Seven steps sound a lot and complicated, but they are all very quick and simple. It takes about half an hour from start to final spritz.
Tips:
Cut the base into 1cm squares, but no larger than 2cm. This is a manageable size to stir and melt before the base gets too hot.
Use only soap colours. Don't be tempted to use food colour - it stains! It stains you, the bath, the shower base, the face washer - it's meant for icing, not soap. And your soap will be blotchy and ugly - just don't even try it! I use liquid soap colours, designed and forumulated especially for soap making. About 5ml per kilo of soap base gives a nice colour density, but you can use more or less to get the density you want.
Go back to primary school and start with the primary colours (red, blue, yellow) and mix them to find secondary colours and then keep mixing to create the colours you need. If you find you are using a lot of a particular colour, then it may be worth investing in that shade for your soap making. But for beginners, playing with the three primary colours will save you money and give you a lot of fun.
When it comes to fragrance, you can use essential oils, as long as they are skin-safe (not all are suitable, check the bottle label). The fragrance from essential oils doesn't last long, that's fine if you don't want the fragrance to last. And you will need to use more. Fragrance oils work very well in soaps. They last longer due to the formulation and you don’t need to use as much.
A thermometer that clips to the side of your dish is ideal. It keeps it out of the way, and you can easily keep an eye on the temperature of the base as it melts. It's not absolutely essential to have a thermometer, but it certainly ensures you get an accurate temperature for your soap.
I have bought most of my moulds from op shops for $1 or $2 each. The most I've paid for a mould was $3 for the Christmas tree mould. Look at stores like The Reject Shop too, they often have cute shapes in silicone cake moulds for just a couple of dollars. But you can use anything as long as you can get the hardened soap out. For the Gardener's Soap bars I use an old aluminium bar cake tin, lined with clingwrap. Cardboard cartons, paper boxes, acetate shapes can all be used as moulds for your melt and pour soaps.

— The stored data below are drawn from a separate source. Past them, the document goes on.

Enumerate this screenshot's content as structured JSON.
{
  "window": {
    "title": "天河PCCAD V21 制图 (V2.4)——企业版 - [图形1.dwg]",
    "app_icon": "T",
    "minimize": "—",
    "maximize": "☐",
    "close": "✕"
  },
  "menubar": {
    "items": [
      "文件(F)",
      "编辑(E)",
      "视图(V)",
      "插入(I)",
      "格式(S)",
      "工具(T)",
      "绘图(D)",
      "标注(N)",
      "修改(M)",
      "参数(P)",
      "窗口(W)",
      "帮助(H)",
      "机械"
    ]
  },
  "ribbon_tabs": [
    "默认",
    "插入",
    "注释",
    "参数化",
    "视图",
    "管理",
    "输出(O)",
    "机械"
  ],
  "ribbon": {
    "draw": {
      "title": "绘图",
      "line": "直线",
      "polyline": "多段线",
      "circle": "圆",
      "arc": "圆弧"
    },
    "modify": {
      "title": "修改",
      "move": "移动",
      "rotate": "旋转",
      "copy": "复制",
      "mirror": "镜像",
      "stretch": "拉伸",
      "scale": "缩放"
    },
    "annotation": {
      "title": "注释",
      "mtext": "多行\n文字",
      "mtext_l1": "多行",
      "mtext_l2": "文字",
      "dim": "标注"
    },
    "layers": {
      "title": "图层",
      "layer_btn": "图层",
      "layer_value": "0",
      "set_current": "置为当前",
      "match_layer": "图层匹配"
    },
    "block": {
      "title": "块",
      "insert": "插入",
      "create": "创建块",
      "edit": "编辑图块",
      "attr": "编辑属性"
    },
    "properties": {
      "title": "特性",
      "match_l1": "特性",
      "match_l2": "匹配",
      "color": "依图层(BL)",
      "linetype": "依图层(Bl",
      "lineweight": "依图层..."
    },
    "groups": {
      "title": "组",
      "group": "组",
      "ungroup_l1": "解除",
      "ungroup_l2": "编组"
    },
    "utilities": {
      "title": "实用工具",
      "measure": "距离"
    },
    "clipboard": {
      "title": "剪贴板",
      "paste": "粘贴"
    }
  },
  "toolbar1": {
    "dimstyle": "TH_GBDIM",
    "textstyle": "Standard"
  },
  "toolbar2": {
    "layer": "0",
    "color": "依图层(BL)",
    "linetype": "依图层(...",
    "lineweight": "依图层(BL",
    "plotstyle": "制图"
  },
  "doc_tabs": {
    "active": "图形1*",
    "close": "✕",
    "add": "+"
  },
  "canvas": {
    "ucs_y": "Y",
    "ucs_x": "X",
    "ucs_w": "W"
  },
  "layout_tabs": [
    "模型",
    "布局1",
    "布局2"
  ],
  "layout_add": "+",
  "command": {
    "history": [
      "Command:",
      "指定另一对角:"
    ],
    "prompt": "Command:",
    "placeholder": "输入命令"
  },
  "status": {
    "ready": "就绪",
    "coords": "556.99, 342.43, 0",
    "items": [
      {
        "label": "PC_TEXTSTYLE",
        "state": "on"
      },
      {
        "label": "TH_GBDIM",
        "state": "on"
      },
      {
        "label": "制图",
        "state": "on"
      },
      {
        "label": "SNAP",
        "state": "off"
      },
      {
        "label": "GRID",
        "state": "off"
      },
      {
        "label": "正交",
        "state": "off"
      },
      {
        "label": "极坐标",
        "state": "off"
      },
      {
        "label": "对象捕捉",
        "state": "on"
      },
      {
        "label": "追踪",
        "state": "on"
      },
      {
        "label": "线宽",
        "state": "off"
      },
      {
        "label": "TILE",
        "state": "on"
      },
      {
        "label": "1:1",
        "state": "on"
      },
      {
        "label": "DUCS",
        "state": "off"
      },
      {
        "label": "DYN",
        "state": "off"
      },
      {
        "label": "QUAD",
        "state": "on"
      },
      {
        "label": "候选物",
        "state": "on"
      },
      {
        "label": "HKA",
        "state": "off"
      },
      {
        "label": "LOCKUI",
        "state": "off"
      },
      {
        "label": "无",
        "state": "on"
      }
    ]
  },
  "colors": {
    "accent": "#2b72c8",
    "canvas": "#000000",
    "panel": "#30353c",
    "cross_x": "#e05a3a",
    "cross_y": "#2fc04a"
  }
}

Where to buy melt and pour base
Little Green Workshops
This is a local (almost!) to me company. They are Victorian based, and a family owned and run business.
Little Green Workshops has a large range of all soap making supplies but they also have an excellent range of kits, aimed at the beginner to the more experienced soap maker. The kits are ideal, coming with everything you need to make your soap, including the moulds, colours and fragrances and a detailed instruction booklet and a wonderful chart showing how to mix the primary colours to create secondary and tertiary colours.
Aussie Soap Supplies
Based in Western Australia, this company also sells the melt and pour base, and a limited range of kits. The kits are aimed more at the experienced melt and pour soap maker. They also come with detailed instructions on how to create the soaps.
Where to buy Isopropyl alcohol
Most chemists/pharmacies stock it, and some supermarkets (in the health and beauty aisle). It's not expensive and a bottle will last for ages, I've had the same bottle for about 5 years. It can also be used in the laundry as a stain lifter and for cleaning and sanitising around the house (it's especially good for sanitising plastic cutting boards).